自然にイリスと出会いなおすために、アーデルは俺を馬として使ったのだ。
「何故だ。何でお前はそうまでしてイリスに近づこうとした」
俺はアーデルの真意を探るため、鋭い視線で問いかける。
そして、それに対するアーデルの答えはどこまでもあっけらかんとしたものだった。
「好きだからだよ」
「…………は?」
「だから、好きだから。僕はあの日、イリスちゃんと始めて会った瞬間に彼女を美しいと認識した。それが初恋だったんだよ」
なんでもないように語るアーデル。
「……つまり、お前は惚れた女をずっとストーキングし続けてたってことなのか? 変質者みたいに」
「変質者は酷いな。愛の求道者とでも呼んでくれたまえ」
「つまりストーカーだろうが! しかもお前がイリスと出会った頃ってイリスはまだ……」
「ん? 年齢かい? 確かまだ彼女が8歳か9歳くらいの頃だったと思うが……」
真顔で真性宣言をするアーデル。
駄目だコイツ……早く何とかしないと……。
「人にはその後の運命を大きく変える契機というものが少なからずあるはずだ。それが僕の場合、彼女との出会いだったというだけのこと。カナタにはないのかい? 自分自身の価値観を根底から覆すような出来事は」
「…………」
別にアーデルの変態性を肯定するわけではないが、こいつの言葉には少なからず同意できる部分がある。
俺にもあった。
自分自身、生まれ変わったかのように感じたその瞬間が。
そして、それはきっと……
「つまり僕とカナタは同類だってことさ」
「……その評価だけは絶対に受け入れたくねえな」
そう言ってアーデルに背を向け、出口へと向かう。
聞きたいことは全て聞けたからな。後は動くだけだ。
「"行く"のかい?」
「ああ。
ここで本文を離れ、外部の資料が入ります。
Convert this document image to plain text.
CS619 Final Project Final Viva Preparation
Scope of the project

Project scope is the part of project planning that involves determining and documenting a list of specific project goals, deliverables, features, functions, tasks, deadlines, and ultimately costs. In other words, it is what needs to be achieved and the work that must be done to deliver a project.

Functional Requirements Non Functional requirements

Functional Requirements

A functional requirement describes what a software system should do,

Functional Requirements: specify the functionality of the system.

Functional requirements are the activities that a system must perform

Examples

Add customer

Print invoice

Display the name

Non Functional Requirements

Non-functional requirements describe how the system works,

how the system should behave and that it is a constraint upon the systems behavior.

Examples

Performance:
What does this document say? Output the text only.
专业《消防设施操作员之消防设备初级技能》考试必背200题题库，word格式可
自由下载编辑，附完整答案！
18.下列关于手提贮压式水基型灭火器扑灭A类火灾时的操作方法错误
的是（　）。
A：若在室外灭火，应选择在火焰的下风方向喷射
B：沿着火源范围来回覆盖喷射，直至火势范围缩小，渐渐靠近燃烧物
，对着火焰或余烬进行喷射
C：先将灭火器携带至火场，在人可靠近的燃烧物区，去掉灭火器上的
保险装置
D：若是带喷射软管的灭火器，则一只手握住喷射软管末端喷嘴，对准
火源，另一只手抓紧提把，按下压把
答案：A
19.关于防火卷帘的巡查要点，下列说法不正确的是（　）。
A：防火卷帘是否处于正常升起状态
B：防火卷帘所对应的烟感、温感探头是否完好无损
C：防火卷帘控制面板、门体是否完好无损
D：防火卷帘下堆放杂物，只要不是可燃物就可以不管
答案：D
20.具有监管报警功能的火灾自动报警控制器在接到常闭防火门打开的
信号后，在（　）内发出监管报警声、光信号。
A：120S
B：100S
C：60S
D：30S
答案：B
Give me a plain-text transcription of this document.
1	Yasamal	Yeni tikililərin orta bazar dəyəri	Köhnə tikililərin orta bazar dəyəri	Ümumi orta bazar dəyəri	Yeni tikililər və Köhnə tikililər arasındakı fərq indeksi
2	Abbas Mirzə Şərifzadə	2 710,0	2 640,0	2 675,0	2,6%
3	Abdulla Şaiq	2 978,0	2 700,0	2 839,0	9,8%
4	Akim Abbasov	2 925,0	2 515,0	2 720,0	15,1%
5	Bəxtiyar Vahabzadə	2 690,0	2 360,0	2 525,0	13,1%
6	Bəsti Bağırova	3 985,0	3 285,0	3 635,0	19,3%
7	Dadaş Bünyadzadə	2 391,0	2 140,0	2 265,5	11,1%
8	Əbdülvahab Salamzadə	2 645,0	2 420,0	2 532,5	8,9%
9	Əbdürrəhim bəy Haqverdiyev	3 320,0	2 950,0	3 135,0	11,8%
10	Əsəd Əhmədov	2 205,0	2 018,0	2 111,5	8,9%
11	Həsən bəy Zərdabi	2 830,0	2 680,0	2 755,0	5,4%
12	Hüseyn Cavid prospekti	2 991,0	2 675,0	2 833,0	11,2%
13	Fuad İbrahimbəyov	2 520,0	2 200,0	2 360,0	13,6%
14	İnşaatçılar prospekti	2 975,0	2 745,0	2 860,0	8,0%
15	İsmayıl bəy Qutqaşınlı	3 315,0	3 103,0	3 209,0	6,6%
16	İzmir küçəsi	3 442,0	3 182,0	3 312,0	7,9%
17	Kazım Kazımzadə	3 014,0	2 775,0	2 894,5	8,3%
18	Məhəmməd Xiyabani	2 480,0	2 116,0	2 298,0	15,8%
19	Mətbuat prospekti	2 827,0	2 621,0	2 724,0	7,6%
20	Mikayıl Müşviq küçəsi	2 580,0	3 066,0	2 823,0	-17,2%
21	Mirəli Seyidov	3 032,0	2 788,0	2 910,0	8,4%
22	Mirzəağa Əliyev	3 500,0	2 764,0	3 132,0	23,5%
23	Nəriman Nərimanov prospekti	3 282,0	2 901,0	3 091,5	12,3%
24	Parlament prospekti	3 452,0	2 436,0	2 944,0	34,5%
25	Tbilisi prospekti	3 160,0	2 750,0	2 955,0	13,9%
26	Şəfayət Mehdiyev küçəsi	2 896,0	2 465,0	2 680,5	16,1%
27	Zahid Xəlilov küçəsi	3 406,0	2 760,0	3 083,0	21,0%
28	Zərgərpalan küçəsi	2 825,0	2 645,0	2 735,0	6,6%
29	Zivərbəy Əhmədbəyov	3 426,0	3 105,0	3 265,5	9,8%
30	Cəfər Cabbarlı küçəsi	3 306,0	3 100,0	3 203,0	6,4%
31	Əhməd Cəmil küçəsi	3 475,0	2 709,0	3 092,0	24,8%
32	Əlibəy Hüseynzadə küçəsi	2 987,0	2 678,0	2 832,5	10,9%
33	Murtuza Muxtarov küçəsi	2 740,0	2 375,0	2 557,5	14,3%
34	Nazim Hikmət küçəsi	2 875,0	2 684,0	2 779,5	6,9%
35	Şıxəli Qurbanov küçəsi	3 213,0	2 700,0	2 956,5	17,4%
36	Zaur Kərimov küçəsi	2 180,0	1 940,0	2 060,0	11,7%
お前はそこでゆっくり傷でも治してろ」
立ち去る俺に、背後でアーデルが薄く笑みを浮かべたような気がした。
なんとなくだが……俺は今、確かにアーデルと感情を共有したのだ。
気持ちの悪いことだがな。
来たときと同じよう、奏に案内してもらい俺はその宿を後にする。
するべきことは多い。
だけどまずは……話をつけに行くべきなんだろうな。
もしかしたら決裂することになるかもしれない、"彼女"の元へ。